Global economic recovery is threatened as global leaders focus on fiscal consolidation which will likely dampen growth. At the G-20 summit held last week, policymakers agreed that while 'the global economy continues to recover faster than anticipated...the recent volatility in financial markets reminds us that significant challenges remain and underscores the importance of international cooperation'. Recent crisis in the Eurozone highlights 'the importance of sustainable public finances and the need for our countries to put in place credible, growth-friendly measures, to deliver fiscal sustainability, differentiated for and tailored to national circumstances' and 'countries with serious fiscal challenges need to accelerate the pace of consolidation'.
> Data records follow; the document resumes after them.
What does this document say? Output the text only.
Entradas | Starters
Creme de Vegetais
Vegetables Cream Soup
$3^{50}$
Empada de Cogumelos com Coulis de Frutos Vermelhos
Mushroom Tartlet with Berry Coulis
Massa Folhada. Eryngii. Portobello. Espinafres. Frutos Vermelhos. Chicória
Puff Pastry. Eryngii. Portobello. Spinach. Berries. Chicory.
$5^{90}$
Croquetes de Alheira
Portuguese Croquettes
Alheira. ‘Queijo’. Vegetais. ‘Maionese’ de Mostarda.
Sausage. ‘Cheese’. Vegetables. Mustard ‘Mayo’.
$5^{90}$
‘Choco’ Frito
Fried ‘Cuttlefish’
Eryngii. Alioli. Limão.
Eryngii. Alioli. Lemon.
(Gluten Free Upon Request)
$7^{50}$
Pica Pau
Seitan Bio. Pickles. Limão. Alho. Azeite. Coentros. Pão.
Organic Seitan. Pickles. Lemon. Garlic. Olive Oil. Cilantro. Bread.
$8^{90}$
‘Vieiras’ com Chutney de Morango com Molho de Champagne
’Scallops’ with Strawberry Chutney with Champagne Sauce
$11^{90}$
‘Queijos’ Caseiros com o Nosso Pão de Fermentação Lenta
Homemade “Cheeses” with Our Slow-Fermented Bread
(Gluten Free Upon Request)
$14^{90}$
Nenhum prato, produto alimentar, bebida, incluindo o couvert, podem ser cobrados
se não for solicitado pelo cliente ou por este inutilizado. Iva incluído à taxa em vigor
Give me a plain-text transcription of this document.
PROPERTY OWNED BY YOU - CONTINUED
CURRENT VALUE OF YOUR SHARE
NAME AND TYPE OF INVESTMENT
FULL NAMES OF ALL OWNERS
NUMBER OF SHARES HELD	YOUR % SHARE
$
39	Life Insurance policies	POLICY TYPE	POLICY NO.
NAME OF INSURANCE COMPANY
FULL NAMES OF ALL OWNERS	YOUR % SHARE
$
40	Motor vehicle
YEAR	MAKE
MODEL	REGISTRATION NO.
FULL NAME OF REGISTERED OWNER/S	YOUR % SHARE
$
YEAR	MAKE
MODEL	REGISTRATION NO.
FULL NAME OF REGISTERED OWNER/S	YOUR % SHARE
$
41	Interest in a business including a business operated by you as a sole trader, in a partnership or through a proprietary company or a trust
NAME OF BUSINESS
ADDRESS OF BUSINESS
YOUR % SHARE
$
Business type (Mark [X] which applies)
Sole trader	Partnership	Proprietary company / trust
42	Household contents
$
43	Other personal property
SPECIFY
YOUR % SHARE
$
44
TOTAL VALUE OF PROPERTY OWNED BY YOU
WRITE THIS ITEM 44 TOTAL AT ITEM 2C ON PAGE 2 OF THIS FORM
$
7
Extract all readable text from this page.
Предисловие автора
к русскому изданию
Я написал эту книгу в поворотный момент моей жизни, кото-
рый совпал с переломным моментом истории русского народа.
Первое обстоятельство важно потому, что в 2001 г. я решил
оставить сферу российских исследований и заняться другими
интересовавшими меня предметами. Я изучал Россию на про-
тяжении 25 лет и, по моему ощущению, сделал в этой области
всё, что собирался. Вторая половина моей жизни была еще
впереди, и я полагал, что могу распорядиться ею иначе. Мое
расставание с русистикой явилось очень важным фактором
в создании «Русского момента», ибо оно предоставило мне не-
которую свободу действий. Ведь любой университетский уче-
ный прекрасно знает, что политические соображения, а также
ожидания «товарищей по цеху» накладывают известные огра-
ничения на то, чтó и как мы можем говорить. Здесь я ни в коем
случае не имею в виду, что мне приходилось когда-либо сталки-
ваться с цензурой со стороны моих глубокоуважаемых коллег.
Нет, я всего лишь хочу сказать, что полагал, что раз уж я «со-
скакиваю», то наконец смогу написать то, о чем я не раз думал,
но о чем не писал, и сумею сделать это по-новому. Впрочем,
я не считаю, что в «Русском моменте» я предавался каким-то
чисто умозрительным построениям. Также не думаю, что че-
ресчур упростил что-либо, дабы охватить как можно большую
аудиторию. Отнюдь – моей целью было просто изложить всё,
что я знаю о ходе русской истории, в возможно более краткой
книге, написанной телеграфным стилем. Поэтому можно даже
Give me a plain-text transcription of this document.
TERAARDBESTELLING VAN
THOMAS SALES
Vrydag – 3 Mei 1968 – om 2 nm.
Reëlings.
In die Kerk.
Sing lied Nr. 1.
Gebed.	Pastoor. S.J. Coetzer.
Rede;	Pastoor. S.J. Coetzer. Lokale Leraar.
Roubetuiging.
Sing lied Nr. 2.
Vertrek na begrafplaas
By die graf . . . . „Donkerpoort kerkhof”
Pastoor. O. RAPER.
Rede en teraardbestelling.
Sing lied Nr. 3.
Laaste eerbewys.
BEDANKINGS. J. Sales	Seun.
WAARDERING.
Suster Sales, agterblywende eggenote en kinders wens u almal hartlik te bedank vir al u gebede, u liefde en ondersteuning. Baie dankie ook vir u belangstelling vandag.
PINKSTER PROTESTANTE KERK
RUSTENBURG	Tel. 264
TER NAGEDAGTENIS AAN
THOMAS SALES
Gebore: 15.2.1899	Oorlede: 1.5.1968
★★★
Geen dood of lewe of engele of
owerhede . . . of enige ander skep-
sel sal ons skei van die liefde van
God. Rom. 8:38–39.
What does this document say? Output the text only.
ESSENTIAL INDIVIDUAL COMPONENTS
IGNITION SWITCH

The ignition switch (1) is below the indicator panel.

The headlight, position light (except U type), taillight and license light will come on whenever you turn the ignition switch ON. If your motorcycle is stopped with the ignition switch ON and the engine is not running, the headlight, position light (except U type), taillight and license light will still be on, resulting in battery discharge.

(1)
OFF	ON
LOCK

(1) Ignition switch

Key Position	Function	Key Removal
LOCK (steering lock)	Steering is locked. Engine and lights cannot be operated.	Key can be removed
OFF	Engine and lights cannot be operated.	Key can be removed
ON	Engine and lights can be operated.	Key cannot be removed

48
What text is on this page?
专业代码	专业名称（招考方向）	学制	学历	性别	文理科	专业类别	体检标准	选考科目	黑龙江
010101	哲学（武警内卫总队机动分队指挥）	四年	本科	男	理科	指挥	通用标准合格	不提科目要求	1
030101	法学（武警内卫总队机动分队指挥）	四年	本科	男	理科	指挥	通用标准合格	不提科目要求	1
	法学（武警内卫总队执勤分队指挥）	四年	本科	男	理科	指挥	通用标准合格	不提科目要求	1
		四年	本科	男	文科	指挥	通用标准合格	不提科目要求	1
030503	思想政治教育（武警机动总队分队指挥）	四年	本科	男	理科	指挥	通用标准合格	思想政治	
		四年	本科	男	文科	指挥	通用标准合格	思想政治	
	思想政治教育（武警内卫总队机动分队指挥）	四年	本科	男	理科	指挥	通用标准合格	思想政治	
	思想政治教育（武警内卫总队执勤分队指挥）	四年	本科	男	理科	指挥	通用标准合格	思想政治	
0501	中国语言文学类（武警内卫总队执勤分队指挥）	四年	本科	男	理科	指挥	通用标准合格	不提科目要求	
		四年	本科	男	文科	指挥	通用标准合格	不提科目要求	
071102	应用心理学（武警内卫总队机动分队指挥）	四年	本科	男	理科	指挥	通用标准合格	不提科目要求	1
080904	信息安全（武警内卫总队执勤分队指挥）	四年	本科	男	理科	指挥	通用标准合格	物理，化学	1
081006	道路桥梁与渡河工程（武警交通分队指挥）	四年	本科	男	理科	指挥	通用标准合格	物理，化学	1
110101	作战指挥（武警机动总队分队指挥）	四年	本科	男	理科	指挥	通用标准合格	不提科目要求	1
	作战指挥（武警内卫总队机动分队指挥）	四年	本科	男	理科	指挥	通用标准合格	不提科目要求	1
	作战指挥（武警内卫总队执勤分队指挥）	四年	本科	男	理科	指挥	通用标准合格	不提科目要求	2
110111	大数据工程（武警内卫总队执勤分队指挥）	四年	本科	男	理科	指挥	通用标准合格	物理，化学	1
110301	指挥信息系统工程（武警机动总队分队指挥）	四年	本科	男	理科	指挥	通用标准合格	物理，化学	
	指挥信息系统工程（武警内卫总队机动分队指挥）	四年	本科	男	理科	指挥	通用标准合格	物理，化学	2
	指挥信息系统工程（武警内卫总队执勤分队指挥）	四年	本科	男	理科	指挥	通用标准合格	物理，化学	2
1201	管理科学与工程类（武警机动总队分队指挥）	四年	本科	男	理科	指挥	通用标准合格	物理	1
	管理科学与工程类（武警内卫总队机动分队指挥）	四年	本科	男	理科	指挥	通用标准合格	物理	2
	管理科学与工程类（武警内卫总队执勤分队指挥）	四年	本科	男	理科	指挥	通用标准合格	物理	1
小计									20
Market sentiment has clearly worsened after a short-lived rebound last week. While commodity prices may recover after the sharp selloffs today and last Friday, near-term outlook remains vulnerable.

The RBNZ, the ECB and the BOC will meet for rate decision this week. While consensus forecast the RBNZ will raise its policy rate by +25bps to 2.75% at the meeting, the central bank will likely warn the market of uncertainty of global economic outlook. Both the ECB and the BOC will keep interest rates unchanged but the market will like to see any further measures to contain the crisis.

Commitments of Traders

Crude Oil: Net speculative long positions plunged by -40% to 24.9K, the lowest level since August 2009. Longs dipped -1.55K while shorts surged +14.0K, indicating traders' lack of confidence over oil's outlook

Natural Gas: Net speculative short positions slid for a 4th week as driven by speculations on stronger demand amid a hotter-than-average summer and lower output due to an abnormal hurricane season. The National Oceanic and Atmospheric Administration (NOAA) said that the hurricane season (June 1 to November 30) in the Atlantic in 2010 has an 85% probability of being above normal, with 3 to 7 major Category 3 hurricanes.

The US energy Department, based on NOAA's forecast of 1 to 3 major hurricanes in 2009, estimated production cuts of around 4.5 mmb of crude oil and 36 bcf of natural gas production in the Gulf of Mexico. Extrapolating the figures, crude and natural gas production may be reduced by 10-11 mmb and 90 bcf respectively, during the hurricane season this year.

Gold: Net speculative long positions dropped over -3K to 224.5K. Yet, this does not indicate waning demand for gold as safe-haven. Indeed, investment demand for gold ETFs remains robust. Holdings in the SPDR Gold Trust stayed at record high level despite dipping on June 4 for the first time since April 22.

Silver: Net speculative long positions recovered mildly as decline in short positions exceed the drop in long positions. Net longs should, however, fall in the coming week as traders disfavor the metal amid fresh worries over global economic recovery.

Platinum: Net speculative long positions were largely flat from the previous week. Both long and short positions increased modestly, suggesting bullish and bearish opinions about the metal's outlook are balanced.